The subsea scheme also will be more expensive. The design team is working on 68 wells, Magnan says, 35 producers, 30 water injectors, and three gas injectors. Two rigs could be hired for two years of development drilling, with one of these retained for four more years. But reservoir management is still open, and the optimum number of wells needed at first oil is still under review.
Large subsea scheme
On Dalia, there will be no subsea pumps, only gas lift at the riser base. So far, there has been no commitment to riser towers, "although this is definitely a possibility." As at Girassol, gas will be re-injected into the reservoir until the LNG plant is operational or a commercial outlet is found. Dalia first oil is scheduled for the first half of 2005.
Of the other discoveries on Block 17, only Rosa looks large enough to warrant a standalone platform-based development. Wood Mackenzie estimates recoverable reserves at 450 million bbl.
Girassol C, Rosa D, Rosa E, Cravo, and Lirio are all higher quality Oligocene oil. "We have completed conceptual engineering studies and the selected scheme is to connect all Oligocene discoveries to the Girassol FPSO and all Miocene discoveries to the Dalia FPSO. We are currently working on how to connect all these discoveries," says Magnan.
Another potential satellite for Dalia - Perpetua - lies 50 km distant. Tulipa and Orquidea, both smaller, are also somewhat remote. At the Institute of Petroleum's deepwater conference in London this February, Jean-Francois Duhot of TotalFinaElf's Africa E&P division, suggested that downhole separation could solve problems associated with variable oil quality, while multiphase pumps on the seabed could offset low energy drive in the more remote reservoirs. Subsea processing would avoid having to treat huge quantities of water on the FPSOs, he added.
Wood Mackenzie estimates 3.1 billion bbl of recoverable oil have been identified in Block 17, with substantial upside in upgrades to existing discoveries. The unexploited system C reservoirs west of Girassol could contain a further 300 million bbl.

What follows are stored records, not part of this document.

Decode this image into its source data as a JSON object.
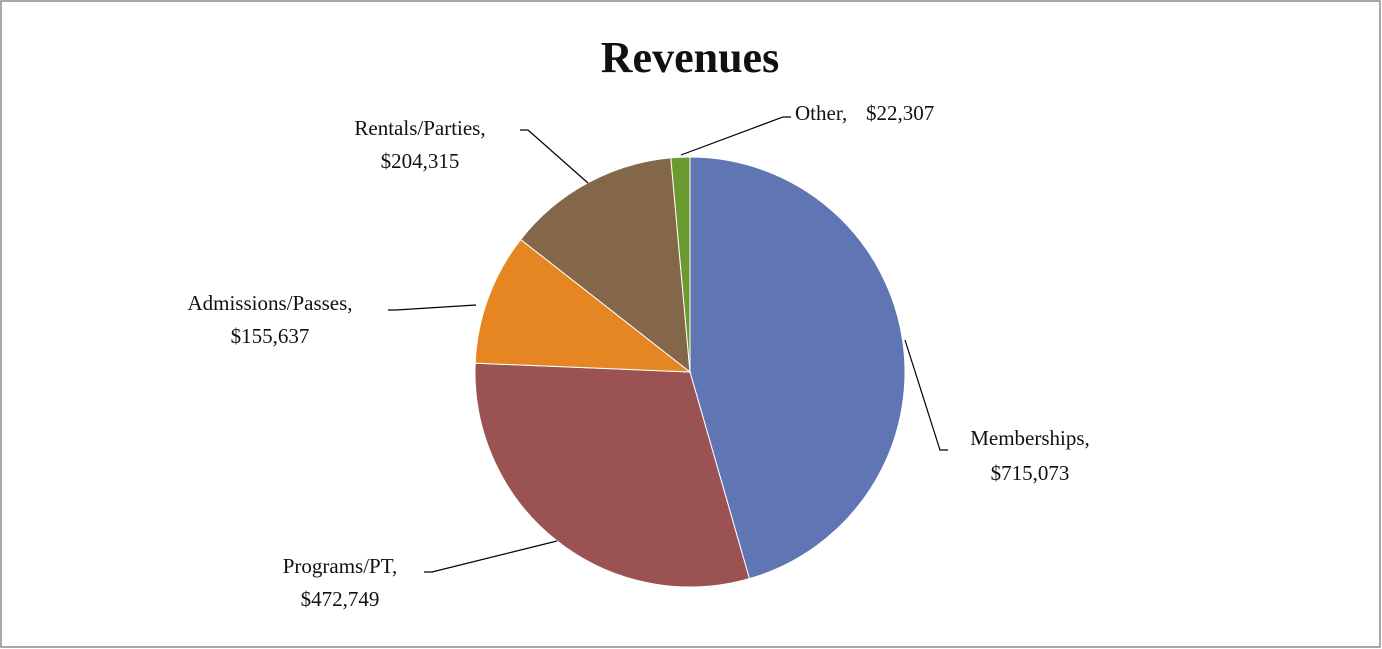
{
  "chart_data": {
    "type": "pie",
    "title": "Revenues",
    "categories": [
      "Memberships,",
      "Programs/PT,",
      "Admissions/Passes,",
      "Rentals/Parties,",
      "Other,"
    ],
    "values": [
      715073,
      472749,
      155637,
      204315,
      22307
    ],
    "value_labels": [
      "$715,073",
      "$472,749",
      "$155,637",
      "$204,315",
      "$22,307"
    ],
    "colors": [
      "#6076b4",
      "#9b5252",
      "#e58623",
      "#836748",
      "#6b9a30"
    ]
  }
}
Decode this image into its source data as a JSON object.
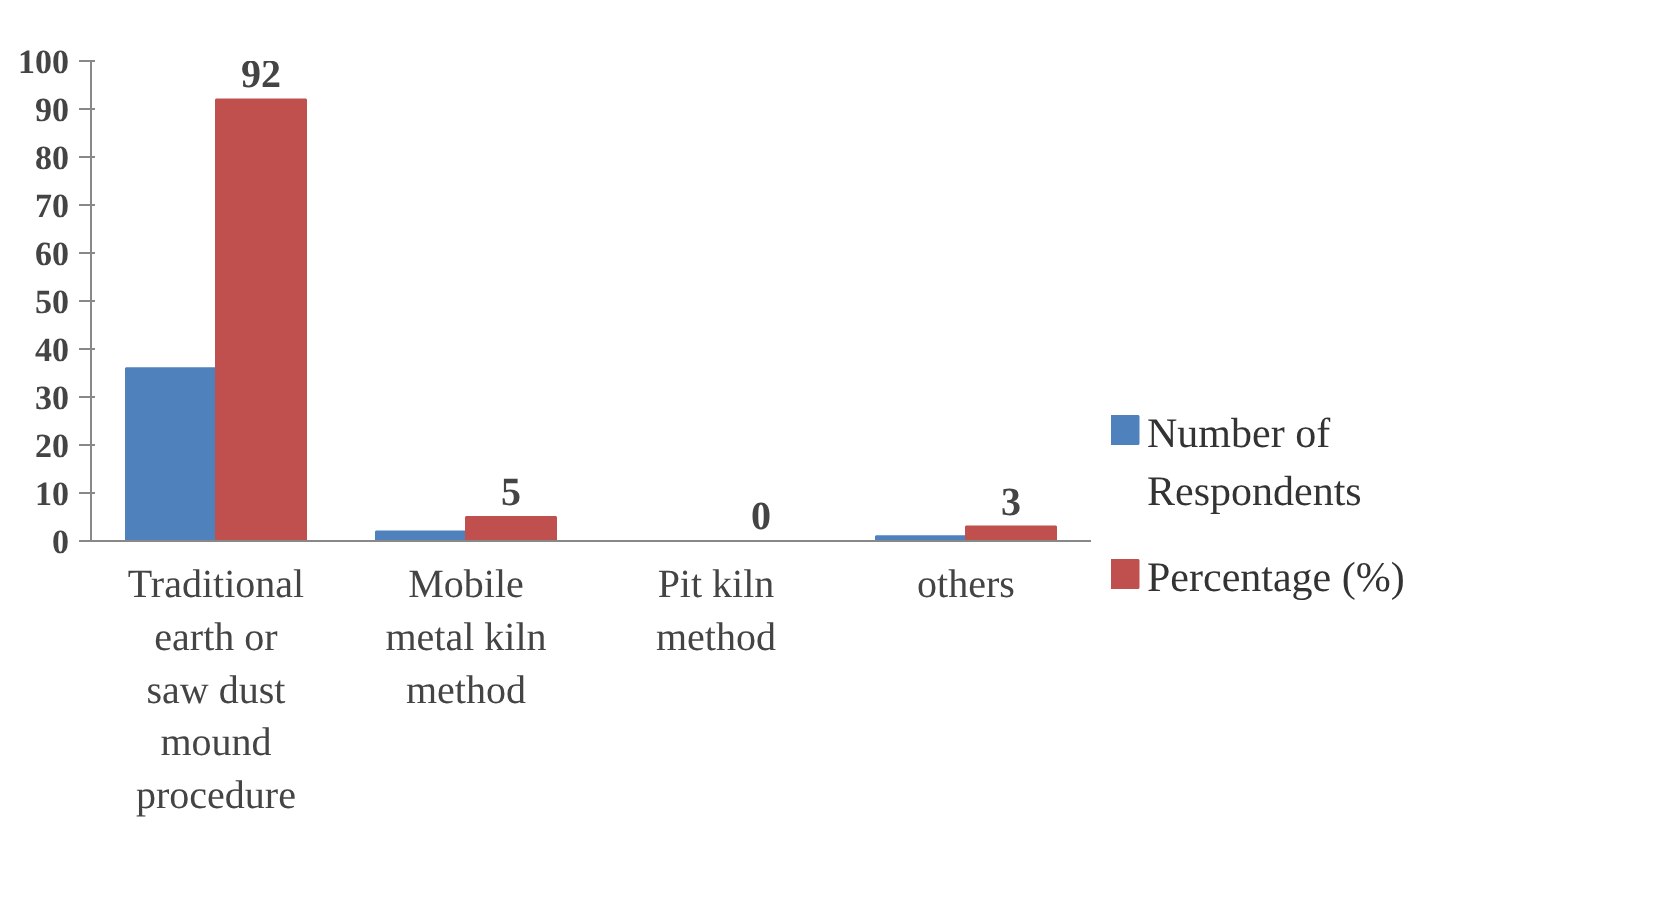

Capital expenditures, assuming all the fields are developed, could top $8 billion with the production plateau from Block 17 exceeding 450,000 b/d in 2006. There may be further discoveries to come, as the exploration license for Block 17 does not expire until end-2002.
The entire block is now covered by high resolution 3D seismic that is still being interpreted, Magnan says, using the most advanced techniques available. "The problem in the deep offshore is that drilling costs are high. You have to counter these costs with improved interpretation."